Havia muito que a cor púrpura pintara o pôr-do-sol de sedução.
Sentado à mesa do canto do meu bar preferido, de costas para a parede, vislumbrava de relance a vidraça turva e quadriculada da janela de persianas verdes. Quase defronte, através duma nuvem de fumo, a porta tipo saloon.
Perante mim, a habitual garrafa de Sercial, companheira de infortúnio e confidente que sempre me ajudara a digerir os extractos de solidão. O terceiro cálice, seco e cristalino, libertara um aprazível calor estimulante da eloquência do pensamento. Sobre a mesa de madeira fora reunindo mil fragmentos de verdade na tentativa vã de que o seu conjunto viesse a fazer algum sentido.
A porta oscilava de vez em quando, a clientela já era muita mas o jazz
respeitava a intimidade e não motivava a gritaria anormal doutros lugares semelhantes. Assim se podiam passar algumas horas, pensando, escrevendo ou apenas bebendo e fumando.
A garrafa já estava meio vazia e o optimismo crescia na mesma proporção. Nas folhas da tua suavidade, escrevi um verso... Não. Nada de poemas baratos. No dia seguinte, após a ressaca, nem eu próprio seria capaz de decifrar os gatafunhos que o néctar amigo me ditara.
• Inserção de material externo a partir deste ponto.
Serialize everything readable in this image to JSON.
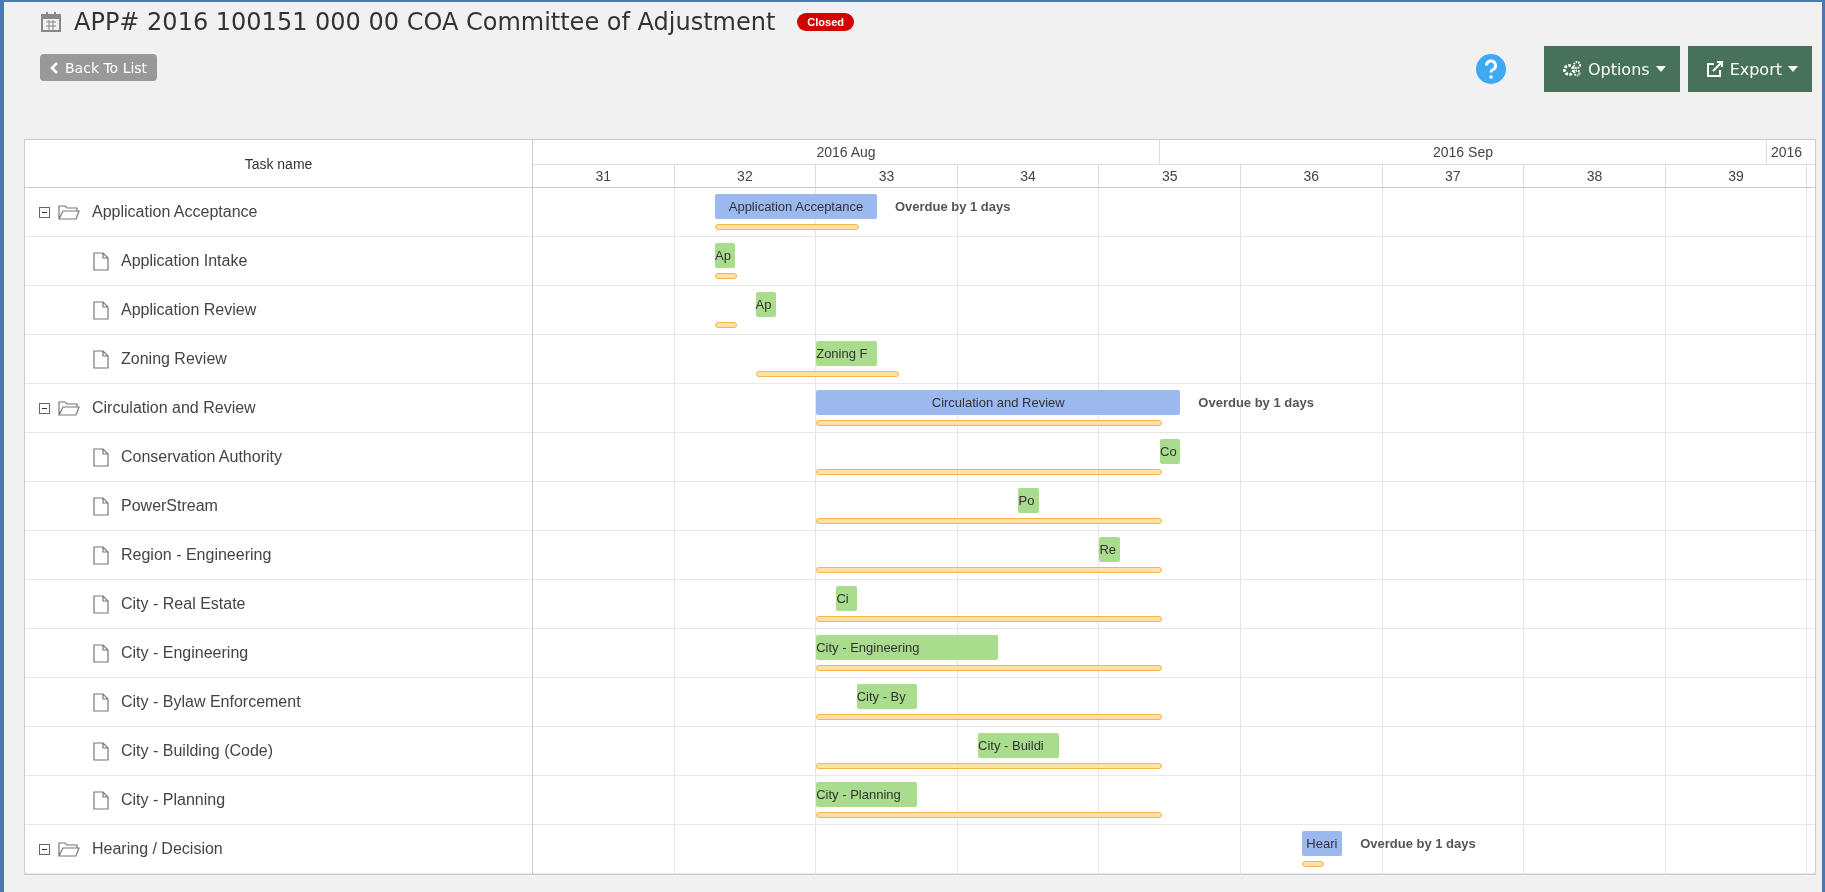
{
  "header": {
    "title": "APP# 2016 100151 000 00 COA Committee of Adjustment",
    "status": "Closed",
    "back_button": "Back To List",
    "buttons": [
      "Options",
      "Export"
    ]
  },
  "gantt": {
    "column_header": "Task name",
    "months": [
      "2016 Aug",
      "2016 Sep",
      "2016"
    ],
    "weeks": [
      "31",
      "32",
      "33",
      "34",
      "35",
      "36",
      "37",
      "38",
      "39"
    ],
    "tasks": [
      {
        "kind": "group",
        "name": "Application Acceptance",
        "expanded": true,
        "bar_text": "Application Acceptance",
        "note": "Overdue by 1 days",
        "children": [
          {
            "kind": "task",
            "name": "Application Intake",
            "bar_text": "Ap"
          },
          {
            "kind": "task",
            "name": "Application Review",
            "bar_text": "Ap"
          },
          {
            "kind": "task",
            "name": "Zoning Review",
            "bar_text": "Zoning F"
          }
        ]
      },
      {
        "kind": "group",
        "name": "Circulation and Review",
        "expanded": true,
        "bar_text": "Circulation and Review",
        "note": "Overdue by 1 days",
        "children": [
          {
            "kind": "task",
            "name": "Conservation Authority",
            "bar_text": "Co"
          },
          {
            "kind": "task",
            "name": "PowerStream",
            "bar_text": "Po"
          },
          {
            "kind": "task",
            "name": "Region - Engineering",
            "bar_text": "Re"
          },
          {
            "kind": "task",
            "name": "City - Real Estate",
            "bar_text": "Ci"
          },
          {
            "kind": "task",
            "name": "City - Engineering",
            "bar_text": "City - Engineering"
          },
          {
            "kind": "task",
            "name": "City - Bylaw Enforcement",
            "bar_text": "City - By"
          },
          {
            "kind": "task",
            "name": "City - Building (Code)",
            "bar_text": "City - Buildi"
          },
          {
            "kind": "task",
            "name": "City - Planning",
            "bar_text": "City - Planning"
          }
        ]
      },
      {
        "kind": "group",
        "name": "Hearing / Decision",
        "expanded": true,
        "bar_text": "Heari",
        "note": "Overdue by 1 days"
      }
    ]
  }
}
De forma cíclica e persistente, orbitava-me a ideia de que um dia, por
aquela mesma porta, entraria uma mulher com fogo nos olhos, trazendo
no espírito a ansiedade de ficar.
Mais um copo, talvez dois. Eis que entra. Lança um rápido olhar pelo
ambiente, fixa-me, sinto um fluxo de comunicação e, talvez porque a minha mesa é a que dispõe de mais lugares vagos, aproxima-se e pergunta se pode sentar-se. Levanto-me enquanto se senta. Comenta que certas praxes já estão fora de moda. Não quer partilhar o meu Sercial, tem de ser doce, um cálice não, pode vir a garrafa. Traz uma mágoa para afogar definitivamente. Brindamos à tristeza e à solidão.
Lembro-me dos tempos da catequese, qualquer coisa do género de estar triste com os que estão tristes e alegre com os que estão alegres.
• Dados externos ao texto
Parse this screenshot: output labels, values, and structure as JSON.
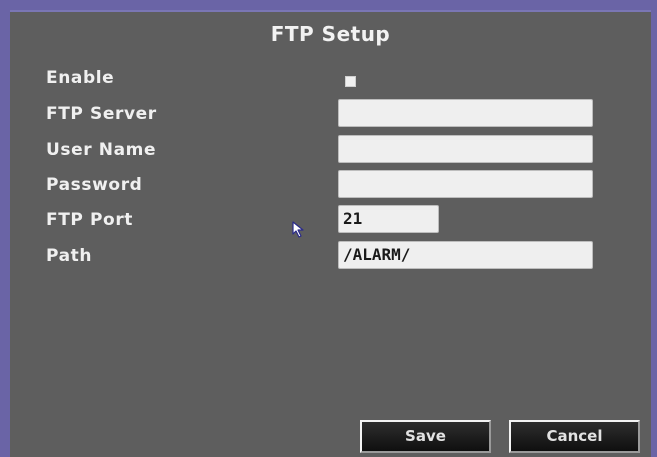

A bela e o monstro, o doce e o seco, o seu ritmo não fica nada atrás do meu e o Malvasia, num ápice, aproxima-se da maré vazia do meu Sercial.
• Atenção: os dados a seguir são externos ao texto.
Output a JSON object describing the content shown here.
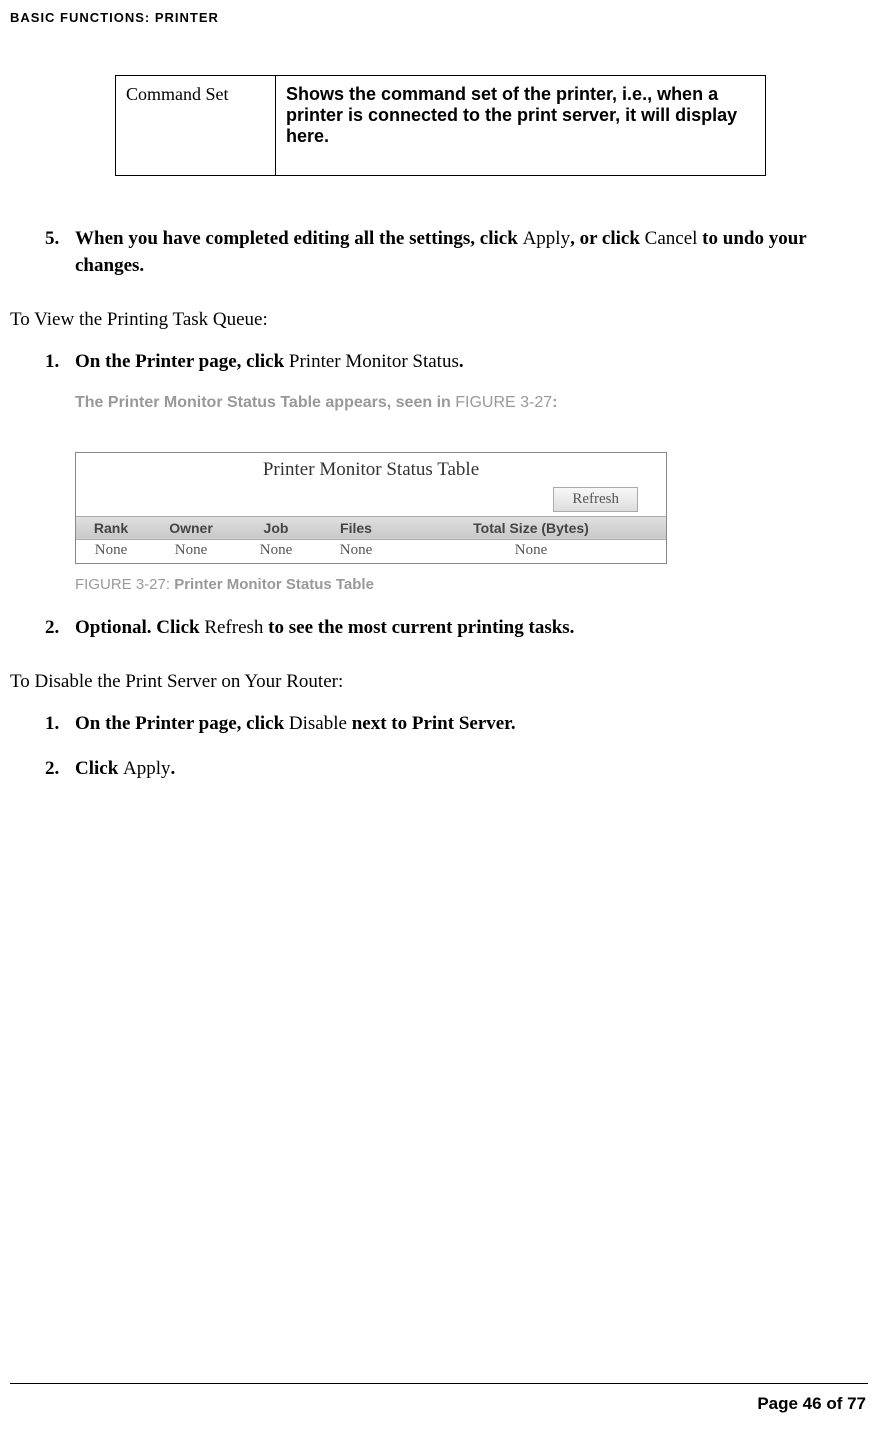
{
  "header": "BASIC FUNCTIONS: PRINTER",
  "cmd_table": {
    "left": "Command Set",
    "right": "Shows the command set of the printer, i.e., when a printer is connected to the print server, it will display here."
  },
  "step5": {
    "num": "5.",
    "b1": "When you have completed editing all the settings, click ",
    "apply": "Apply",
    "b2": ", or click ",
    "cancel": "Cancel",
    "b3": " to undo your changes."
  },
  "view_heading": "To View the Printing Task Queue:",
  "view1": {
    "num": "1.",
    "b1": "On the Printer page, click ",
    "link": "Printer Monitor Status",
    "b2": "."
  },
  "note": {
    "text": "The Printer Monitor Status Table appears, seen in ",
    "ref": "FIGURE 3-27",
    "colon": ":"
  },
  "screenshot": {
    "title": "Printer Monitor Status Table",
    "refresh": "Refresh",
    "headers": [
      "Rank",
      "Owner",
      "Job",
      "Files",
      "Total Size (Bytes)"
    ],
    "row": [
      "None",
      "None",
      "None",
      "None",
      "None"
    ]
  },
  "caption": {
    "label": "FIGURE 3-27: ",
    "title": "Printer Monitor Status Table"
  },
  "view2": {
    "num": "2.",
    "b1": "Optional. Click ",
    "link": "Refresh",
    "b2": " to see the most current printing tasks."
  },
  "disable_heading": "To Disable the Print Server on Your Router:",
  "dis1": {
    "num": "1.",
    "b1": "On the Printer page, click ",
    "link": "Disable",
    "b2": " next to Print Server."
  },
  "dis2": {
    "num": "2.",
    "b1": "Click ",
    "link": "Apply",
    "b2": "."
  },
  "footer": "Page 46 of 77"
}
Situação ideal para trocar segredos, dois desconhecidos semi‑etilizados e com a noite toda à sua frente, a moldura de jazz cada vez mais cool.
Quanto tempo teria passado desde a sua chegada? O diálogo é perfeição e a empatia cresce a cada momento. O seco e o doce, quem me dera, quem me dera juntar Inverno à Primavera num casamento feliz... Não, outra vez não. Descobrimos cada vez mais afinidades e continuamos a divagar. Que bela noite de glória para um dia tão triste!
Sinto que me batem no ombro. O empregado pede desculpa mas são
horas de fechar. Sou o único cliente na sala. Levanto a cabeça pesada de
cima dos braços cruzados. Como é que a deixei fugir? Vou pagar a conta.
Olho a mesa onde se encontram um copo tombado e duas garrafas de Sercial vazias.
E ela, de quem nem sabia o nome? Se te perdi, vou à tua procura, hei-de encontrar-te no fundo de cada copo vazio, no humor vítreo de garrafas cheias de sonho!